We zien het onder onze ogen gebeuren, ook binnen de Verenigde Naties, de Raad van Europa of de Europese Unie, of bij kandidaat-leden van de Europese Unie. Democratie is een morsig proces, moeizaam en krakkemikkig, maar één dat zich wel afspeelt binnen het waardenkader van universele rechten en democratische rechtsstaat. Dat kan in geëvolueerde verzorgingsstaten ten koste gaan van efficiëntie en goed bestuur. Landen die die combinatie al goed maken – we kijken naar Zwitserland, Zweden, Denemarken, Noorwegen e.a. – zijn op één hand te tellen en België sukkelt in het peloton; op wereldschaal een bevoorrechte plaats, maar gelet op de voortrekkersrol die we hadden als territorium van de Verlichting en met onze moderne Grondwet van 1831, eerder een beschamend palmares.

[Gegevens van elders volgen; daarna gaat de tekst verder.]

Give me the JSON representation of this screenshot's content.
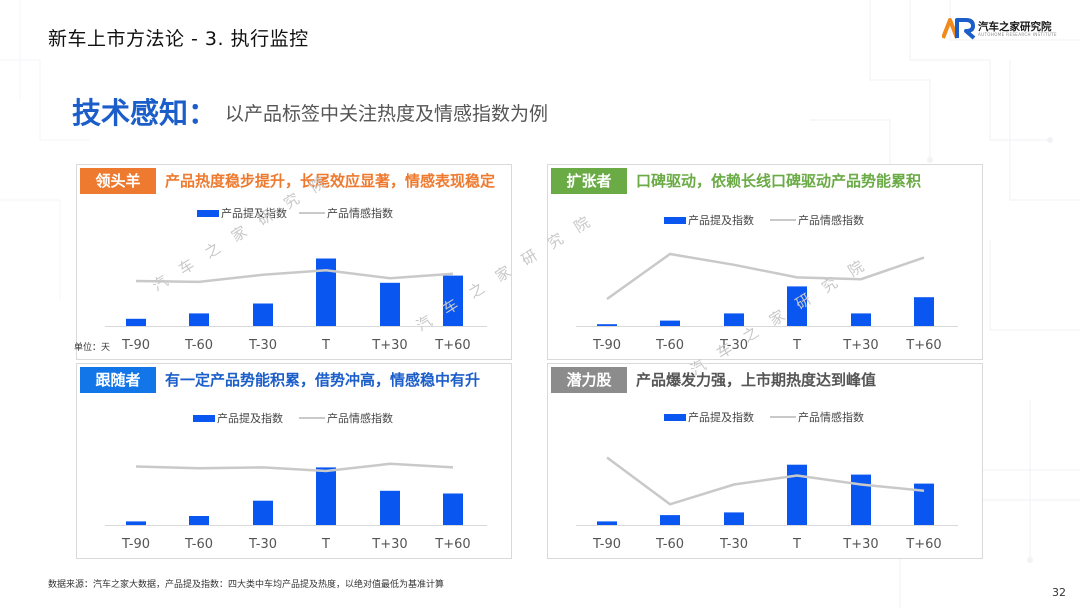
{
  "header": {
    "title": "新车上市方法论 - 3. 执行监控",
    "logo_text": "汽车之家研究院",
    "logo_sub": "AUTOHOME RESEARCH INSTITUTE"
  },
  "headline": {
    "main": "技术感知：",
    "sub": "以产品标签中关注热度及情感指数为例"
  },
  "watermark": "汽车之家研究院",
  "colors": {
    "bar": "#0a56f0",
    "line": "#c9c9c9",
    "headline": "#1b5ec9"
  },
  "panels": [
    {
      "tag": "领头羊",
      "tag_color": "#ee7a2f",
      "title": "产品热度稳步提升，长尾效应显著，情感表现稳定",
      "title_color": "#ee7a2f",
      "unit_label": "单位：天"
    },
    {
      "tag": "扩张者",
      "tag_color": "#6aab45",
      "title": "口碑驱动，依赖长线口碑驱动产品势能累积",
      "title_color": "#6aab45"
    },
    {
      "tag": "跟随者",
      "tag_color": "#1276e8",
      "title": "有一定产品势能积累，借势冲高，情感稳中有升",
      "title_color": "#1b5ec9"
    },
    {
      "tag": "潜力股",
      "tag_color": "#8c8c8c",
      "title": "产品爆发力强，上市期热度达到峰值",
      "title_color": "#555555"
    }
  ],
  "chart_data": [
    {
      "type": "bar",
      "categories": [
        "T-90",
        "T-60",
        "T-30",
        "T",
        "T+30",
        "T+60"
      ],
      "series": [
        {
          "name": "产品提及指数",
          "type": "bar",
          "values": [
            8,
            14,
            25,
            75,
            48,
            56
          ]
        },
        {
          "name": "产品情感指数",
          "type": "line",
          "values": [
            50,
            49,
            57,
            62,
            53,
            58
          ]
        }
      ],
      "ylim": [
        0,
        100
      ]
    },
    {
      "type": "bar",
      "categories": [
        "T-90",
        "T-60",
        "T-30",
        "T",
        "T+30",
        "T+60"
      ],
      "series": [
        {
          "name": "产品提及指数",
          "type": "bar",
          "values": [
            2,
            6,
            14,
            44,
            14,
            32
          ]
        },
        {
          "name": "产品情感指数",
          "type": "line",
          "values": [
            30,
            80,
            68,
            54,
            52,
            76
          ]
        }
      ],
      "ylim": [
        0,
        100
      ]
    },
    {
      "type": "bar",
      "categories": [
        "T-90",
        "T-60",
        "T-30",
        "T",
        "T+30",
        "T+60"
      ],
      "series": [
        {
          "name": "产品提及指数",
          "type": "bar",
          "values": [
            4,
            10,
            27,
            64,
            38,
            35
          ]
        },
        {
          "name": "产品情感指数",
          "type": "line",
          "values": [
            65,
            63,
            64,
            60,
            68,
            64
          ]
        }
      ],
      "ylim": [
        0,
        100
      ]
    },
    {
      "type": "bar",
      "categories": [
        "T-90",
        "T-60",
        "T-30",
        "T",
        "T+30",
        "T+60"
      ],
      "series": [
        {
          "name": "产品提及指数",
          "type": "bar",
          "values": [
            4,
            11,
            14,
            67,
            56,
            46
          ]
        },
        {
          "name": "产品情感指数",
          "type": "line",
          "values": [
            75,
            23,
            45,
            55,
            45,
            38
          ]
        }
      ],
      "ylim": [
        0,
        100
      ]
    }
  ],
  "footer": {
    "source": "数据来源：汽车之家大数据，产品提及指数：四大类中车均产品提及热度，以绝对值最低为基准计算",
    "page": "32"
  }
}
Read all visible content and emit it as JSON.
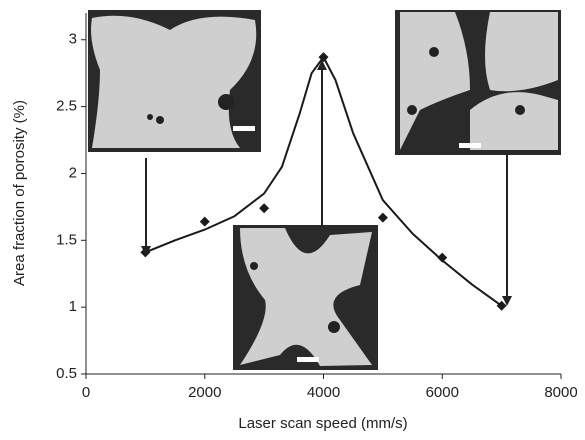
{
  "chart_data": {
    "type": "scatter",
    "x_label": "Laser scan speed  (mm/s)",
    "y_label": "Area fraction of porosity (%)",
    "xlim": [
      0,
      8000
    ],
    "xticks": [
      0,
      2000,
      4000,
      6000,
      8000
    ],
    "ylim": [
      0.5,
      3.2
    ],
    "yticks": [
      0.5,
      1,
      1.5,
      2,
      2.5,
      3
    ],
    "grid": false,
    "series": [
      {
        "type": "scatter",
        "color": "#1a1a1a",
        "x": [
          1000,
          2000,
          3000,
          4000,
          5000,
          6000,
          7000
        ],
        "values": [
          1.41,
          1.64,
          1.74,
          2.87,
          1.67,
          1.37,
          1.01
        ]
      },
      {
        "type": "line",
        "color": "#1a1a1a",
        "x": [
          1000,
          1500,
          2000,
          2500,
          3000,
          3300,
          3600,
          3800,
          4000,
          4200,
          4500,
          5000,
          5500,
          6000,
          6500,
          7000
        ],
        "values": [
          1.41,
          1.5,
          1.58,
          1.68,
          1.85,
          2.05,
          2.45,
          2.75,
          2.87,
          2.7,
          2.3,
          1.8,
          1.55,
          1.35,
          1.17,
          1.01
        ]
      }
    ]
  }
}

Dat is een teken van het moeilijk dilemma tussen moderniteit en moraliteit. In zijn afscheidscollege beschrijft de Nederlandse hoogleraar Gabriël van den Brink het als de geleidelijke reductie van politieke strijd tot bestuurlijk handelen, terwijl het besturen zelf vaak in het teken van een sluitende begroting staat (Waarom morele vragen politiek urgent worden? 2015). Paradoxaal genoeg werd politiek méér etatisch, eerder gericht op succes in de bestuurlijke binnenwereld dan op geloofwaardigheid in de maatschappelijke buitenwereld. Paradoxaal genoeg verdampte het publiek debat in landen van melk en honig op gebied van expressievrijheid en vrije media. Paradoxaal genoeg keren veel burgers de rug naar de publieke zaak, a fortiori in verzorgingsstaten die de welvaart met ze delen.

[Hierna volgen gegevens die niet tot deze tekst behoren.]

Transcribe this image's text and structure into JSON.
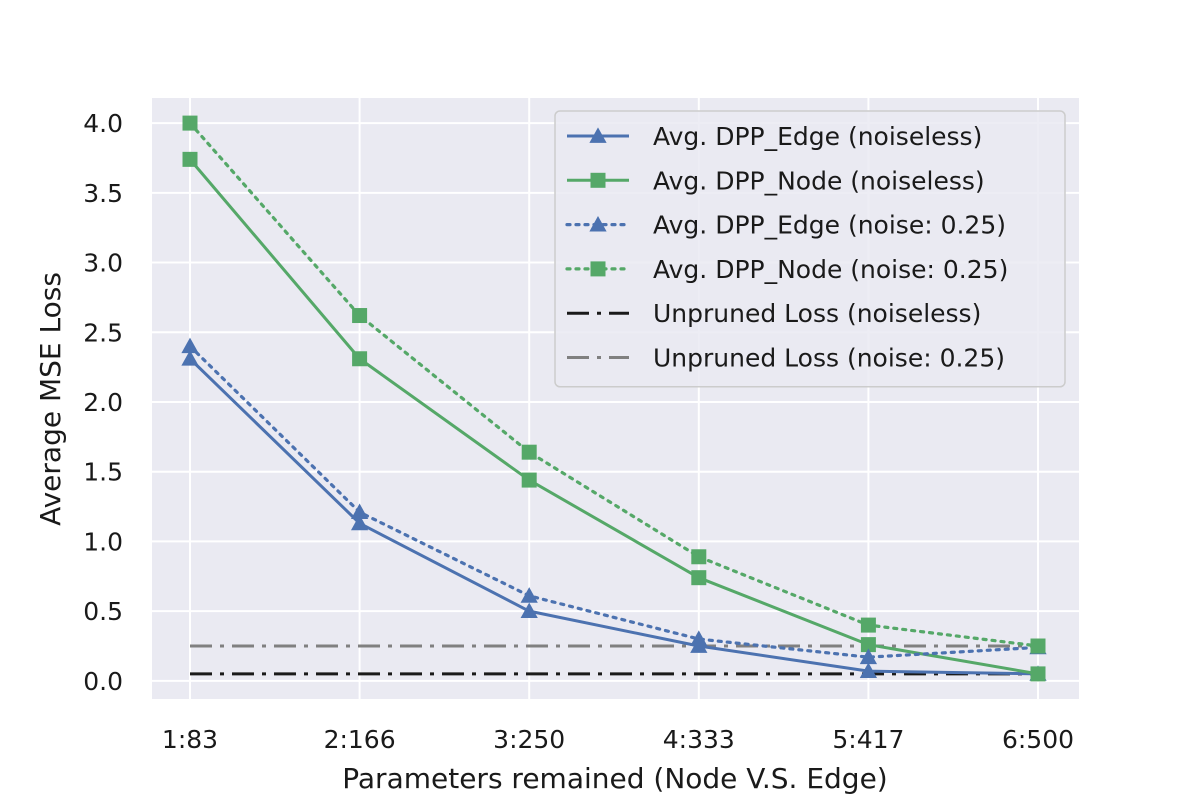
{
  "chart_data": {
    "type": "line",
    "title": "",
    "xlabel": "Parameters remained (Node V.S. Edge)",
    "ylabel": "Average MSE Loss",
    "categories": [
      "1:83",
      "2:166",
      "3:250",
      "4:333",
      "5:417",
      "6:500"
    ],
    "ylim": [
      -0.13,
      4.18
    ],
    "yticks": [
      0.0,
      0.5,
      1.0,
      1.5,
      2.0,
      2.5,
      3.0,
      3.5,
      4.0
    ],
    "ytick_labels": [
      "0.0",
      "0.5",
      "1.0",
      "1.5",
      "2.0",
      "2.5",
      "3.0",
      "3.5",
      "4.0"
    ],
    "grid": true,
    "legend_position": "top-right",
    "series": [
      {
        "name": "Avg. DPP_Edge (noiseless)",
        "values": [
          2.31,
          1.13,
          0.5,
          0.25,
          0.07,
          0.05
        ],
        "color": "#4c72b0",
        "linestyle": "solid",
        "marker": "triangle"
      },
      {
        "name": "Avg. DPP_Node (noiseless)",
        "values": [
          3.74,
          2.31,
          1.44,
          0.74,
          0.26,
          0.05
        ],
        "color": "#55a868",
        "linestyle": "solid",
        "marker": "square"
      },
      {
        "name": "Avg. DPP_Edge (noise: 0.25)",
        "values": [
          2.4,
          1.21,
          0.61,
          0.3,
          0.17,
          0.24
        ],
        "color": "#4c72b0",
        "linestyle": "dotted",
        "marker": "triangle"
      },
      {
        "name": "Avg. DPP_Node (noise: 0.25)",
        "values": [
          4.0,
          2.62,
          1.64,
          0.89,
          0.4,
          0.25
        ],
        "color": "#55a868",
        "linestyle": "dotted",
        "marker": "square"
      },
      {
        "name": "Unpruned Loss (noiseless)",
        "values": [
          0.05,
          0.05,
          0.05,
          0.05,
          0.05,
          0.05
        ],
        "color": "#1a1a1a",
        "linestyle": "dashdot",
        "marker": "none"
      },
      {
        "name": "Unpruned Loss (noise: 0.25)",
        "values": [
          0.25,
          0.25,
          0.25,
          0.25,
          0.25,
          0.25
        ],
        "color": "#808080",
        "linestyle": "dashdot",
        "marker": "none"
      }
    ]
  }
}
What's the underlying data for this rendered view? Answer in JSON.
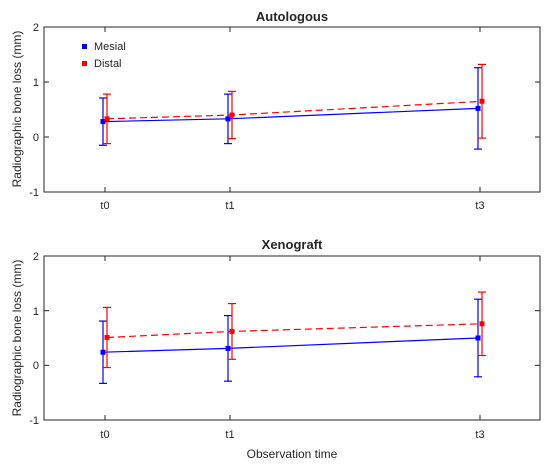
{
  "colors": {
    "mesial": "#0000ff",
    "distal": "#ff0000",
    "axis": "#262626"
  },
  "chart_data": [
    {
      "type": "line",
      "title": "Autologous",
      "xlabel": "",
      "ylabel": "Radiographic bone loss (mm)",
      "categories": [
        "t0",
        "t1",
        "t3"
      ],
      "x": [
        0,
        1,
        3
      ],
      "ylim": [
        -1,
        2
      ],
      "yticks": [
        "-1",
        "0",
        "1",
        "2"
      ],
      "legend": {
        "placement": "top-left"
      },
      "series": [
        {
          "name": "Mesial",
          "style": "solid",
          "values": [
            0.28,
            0.33,
            0.52
          ],
          "err": [
            0.43,
            0.45,
            0.74
          ]
        },
        {
          "name": "Distal",
          "style": "dashed",
          "values": [
            0.33,
            0.4,
            0.65
          ],
          "err": [
            0.45,
            0.43,
            0.67
          ]
        }
      ]
    },
    {
      "type": "line",
      "title": "Xenograft",
      "xlabel": "Observation time",
      "ylabel": "Radiographic bone loss (mm)",
      "categories": [
        "t0",
        "t1",
        "t3"
      ],
      "x": [
        0,
        1,
        3
      ],
      "ylim": [
        -1,
        2
      ],
      "yticks": [
        "-1",
        "0",
        "1",
        "2"
      ],
      "series": [
        {
          "name": "Mesial",
          "style": "solid",
          "values": [
            0.24,
            0.31,
            0.5
          ],
          "err": [
            0.57,
            0.6,
            0.71
          ]
        },
        {
          "name": "Distal",
          "style": "dashed",
          "values": [
            0.51,
            0.62,
            0.76
          ],
          "err": [
            0.55,
            0.51,
            0.58
          ]
        }
      ]
    }
  ]
}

Nochtans drijven we op de kurk van fundamentele idealen en leven we op een sediment van waardevolle waarden. Maar te veel onuitgesproken, te weinig benoemd, te veel veronachtzaamd en te weinig jaloers bewaakt en onderhouden. Dat leidt tot erosie van vertrouwen en samen leven. Dàt is hét kerndebat. Het is belangrijker nog dan het begrotingstekort en dan de catalogus van honderdvijftig (sic!) besluiten van de laatste Vlaamse ministerraad. In dàt debat zit een wervend verhaal, maar daar hebben we geen woordvoerders en geen journalisten meer voor. Want we zijn vergeten dat we dat zelf dienen te zijn.